Op vrijdag 6 mei 2011 omstreeks 22.50 uur reden verbalisanten in een opvallend dienstvoertuig op de Provinciale weg N244 te Edam. Verbalisant 1 sorteerde voor om linksaf de Oosterweg op te rijden. Van voren naderde een personenauto, merk Volkswagen, type Golf 4 met het kenteken. In die auto bevond zich alleen de bestuurder. De bestuurder keek de verbalisanten opvallend lang aan.

De Volkswagen reed de Oosterweg op. Verbalisanten reden achter de auto en merkten dat de auto opvallend langzaam reed. Verbalisant 1 geeft in het verhoor bij de raadsheer-commissaris aan dat vanuit de leiding opdracht is gegeven speciaal uit te kijken naar Volkswagens Golf, omdat die wel vaker bij criminaliteit betrokken zijn. Desgevraagd deelde de centrale meldkamer aan verbalisanten mee dat de auto voor de belastingdienst gesignaleerd stond.

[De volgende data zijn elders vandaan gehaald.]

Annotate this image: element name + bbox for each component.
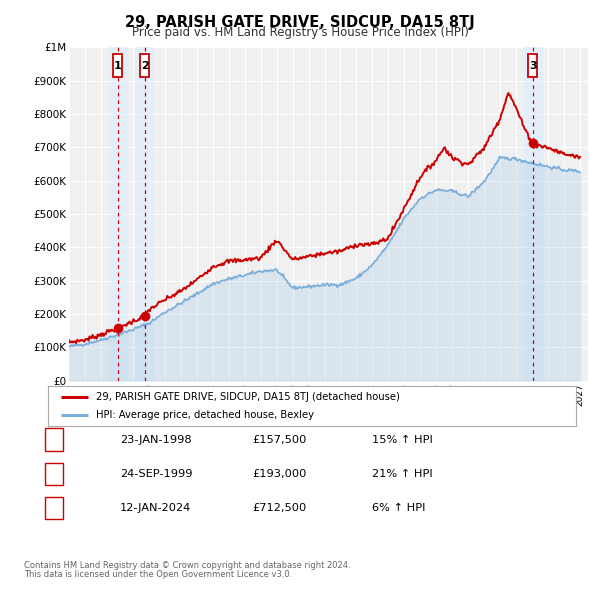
Bar [524,47,542,381]
Text: 23-JAN-1998: 23-JAN-1998 [120,435,191,444]
Text: £712,500: £712,500 [252,503,306,513]
Text: 2: 2 [50,469,58,478]
FancyBboxPatch shape [140,54,149,77]
Text: Price paid vs. HM Land Registry's House Price Index (HPI): Price paid vs. HM Land Registry's House … [131,26,469,39]
Text: 1: 1 [114,61,122,71]
Text: 29, PARISH GATE DRIVE, SIDCUP, DA15 8TJ (detached house): 29, PARISH GATE DRIVE, SIDCUP, DA15 8TJ … [95,392,400,402]
Text: 12-JAN-2024: 12-JAN-2024 [120,503,191,513]
FancyBboxPatch shape [113,54,122,77]
Text: Contains HM Land Registry data © Crown copyright and database right 2024.: Contains HM Land Registry data © Crown c… [24,561,350,570]
Text: £193,000: £193,000 [252,469,307,478]
Text: This data is licensed under the Open Government Licence v3.0.: This data is licensed under the Open Gov… [24,571,292,579]
Bar [136,47,154,381]
Text: 2: 2 [140,61,148,71]
Text: £157,500: £157,500 [252,435,307,444]
Text: 24-SEP-1999: 24-SEP-1999 [120,469,193,478]
Text: 6% ↑ HPI: 6% ↑ HPI [372,503,425,513]
Text: 29, PARISH GATE DRIVE, SIDCUP, DA15 8TJ: 29, PARISH GATE DRIVE, SIDCUP, DA15 8TJ [125,15,475,30]
Text: 15% ↑ HPI: 15% ↑ HPI [372,435,433,444]
Text: 3: 3 [50,503,58,513]
Text: 3: 3 [529,61,536,71]
FancyBboxPatch shape [529,54,537,77]
Text: HPI: Average price, detached house, Bexley: HPI: Average price, detached house, Bexl… [95,410,314,420]
Bar [109,47,127,381]
Text: 21% ↑ HPI: 21% ↑ HPI [372,469,433,478]
Text: 1: 1 [50,435,58,444]
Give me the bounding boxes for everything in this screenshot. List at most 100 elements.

Verbalisanten besloten de bestuurder van de Volkswagen een stopteken te geven en de bestuurder bracht na enige tijd de auto tot stilstand, stapte uit de auto en liep richting verbalisanten.

Verbalisant 1 zag, nadat hij op verdachte was toegelopen, dat diens handen hevig trilden. Op enig moment heeft verbalisant 1 de kofferbak van de auto geopend en zag daarin twee grote witte emmers en een nog groter wit vat zonder etiketten staan. Verdachte gaf desgevraagd aan dat er latex in het vat zat.

Vervolgens is verdachte op verzoek van de verbalisanten in de auto van verbalisanten meegegaan naar het politiebureau te Purmerend en heeft een van de verbalisanten de auto van verdachte naar dat bureau gereden. Op het bureau aangekomen heeft verbalisant 1 verdachte gefouilleerd.

Op enig moment heeft verbalisant 1 een van de emmers geopend. In de emmer zat een pasta-achtige substantie. Vanwege de geur van de substantie vermoedden verbalisanten dat het hier ging om verdovende middelen. Verdachte is vervolgens aangehouden op verdenking van overtreding van de Opiumwet en hem is hem de cautie gegeven. Uit nader onderzoek van de inhoud van zowel de emmers als het vat bleek dat het amfetamine betrof met een bruto gewicht van 42 kilogram.

Van de gang van zaken tot en met de aanhouding van verdachte is een proces-verbaal van bevindingen opgemaakt dat is ondertekend door verbalisanten verbalisant 1, verbalisant 2 en verbalisant 3, genummerd PL11PU 2011030622-2, en gesloten en getekend op 7 mei 2011. Bij de stukken van de voorgeleiding/het voorlopig dossier is een exemplaar van dit proces-verbaal van bevindingen gevoegd. In het einddossier bevindt zich eveneens een exemplaar van dit proces-verbaal.

Tussen de versie in het voorlopig dossier en de versie in het einddossier bestaan diverse verschillen, die niet alleen grammaticale en/of spellingstechnische verschillen betreffen.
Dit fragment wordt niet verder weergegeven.